The digital media certainly shapes my understanding of place and space. My experience with the Chinese grocery store seems to answer this question:
Every time I step into a Chinese grocery store, I see a tightly knit community that has guarded itself from the rest of Kansas. Visiting my relatives in St. Louis, I see their Chinatown, and their reluctance to move out of this Chinese community. It isn’t necessarily the “place” in Kansas or St. Louis, but it is the “place” that represents home for my relatives. Beyond the Chinese grocery products, and the Chinese customers what clearly make these Chinese communities is the media. Once I stepped foot in those Chinese grocery stores, it was the Chinese newspapers, Chinese advertisements, the Chinese news and television programs that transformed a grocery store that sold Asian products into a store that found a place in China. The essay by Eric Liu certainly explains this “Chinatown” idea more clearly.

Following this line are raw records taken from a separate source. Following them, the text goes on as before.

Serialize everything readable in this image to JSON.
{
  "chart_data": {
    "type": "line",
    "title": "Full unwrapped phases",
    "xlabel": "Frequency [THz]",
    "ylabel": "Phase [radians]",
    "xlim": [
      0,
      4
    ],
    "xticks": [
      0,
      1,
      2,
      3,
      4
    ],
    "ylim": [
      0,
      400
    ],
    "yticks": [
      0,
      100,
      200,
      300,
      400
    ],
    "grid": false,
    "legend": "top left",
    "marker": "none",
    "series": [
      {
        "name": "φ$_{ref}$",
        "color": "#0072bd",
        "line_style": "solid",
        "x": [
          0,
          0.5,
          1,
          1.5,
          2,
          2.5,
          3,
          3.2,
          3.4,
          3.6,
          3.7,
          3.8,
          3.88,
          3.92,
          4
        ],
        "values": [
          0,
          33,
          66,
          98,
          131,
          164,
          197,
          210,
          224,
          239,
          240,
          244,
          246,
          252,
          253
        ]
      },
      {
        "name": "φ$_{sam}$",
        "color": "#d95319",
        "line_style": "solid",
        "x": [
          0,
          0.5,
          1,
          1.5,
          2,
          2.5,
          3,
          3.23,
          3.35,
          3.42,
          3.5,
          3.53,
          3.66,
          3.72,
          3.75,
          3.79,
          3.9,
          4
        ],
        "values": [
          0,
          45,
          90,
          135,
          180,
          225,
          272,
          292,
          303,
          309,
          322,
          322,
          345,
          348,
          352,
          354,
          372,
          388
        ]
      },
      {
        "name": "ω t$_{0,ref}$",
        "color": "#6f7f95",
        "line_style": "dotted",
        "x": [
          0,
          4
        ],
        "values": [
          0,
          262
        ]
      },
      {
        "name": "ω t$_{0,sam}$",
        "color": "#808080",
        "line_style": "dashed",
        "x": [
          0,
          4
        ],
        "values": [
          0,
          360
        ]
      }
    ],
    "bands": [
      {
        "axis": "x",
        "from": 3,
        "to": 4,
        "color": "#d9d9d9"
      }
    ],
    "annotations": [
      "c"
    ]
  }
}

There are other things that shape my understanding of place and space. The sense of place is established by cultures, communities, and by the people. As the reading reveals, “For most people, coming to terms with place is ultimately a personal matter.” So how does the media shape place through our personal matter? I have thought about this constantly. Since those sand boxes and metal lunch box years, I realized that bringing fried rice to school wasn’t the ideal PB &J. Even then, I sometimes questioned my “place.” Until middle school, I convinced everyone, including myself, that I was from China because Chinese culture was (and still is) more prevalent than my “American culture”. So, I guess place can also be defined through the cultural aspects and way of life that can clearly define your place and home within a community. Well, for me, since chopsticks are more prevalent than forks, egg rolls more so than hamburgers, these simple things can even change the meaning of “place”.
New Media Identity Project Reviews:
Brenna Davidson: I certainly enjoyed Brenna’s presentation. To see Brenna's mother heavily involved in media production revealed how this started the roots to Brenna’s own media identity. What I loved about her presentation was the detail and specific media that held her interest during each stage of her life. The presentation showed me how media can mold someone like Brenna into a unique and lovely individual.
Casen Sperry: I loved Casen’s project because he showed another way of presenting how media has molded his identity. By showing home videos of his movie making adventures (from a small age), he revealed a early interest that has developed him into an inspiring filmmaker today.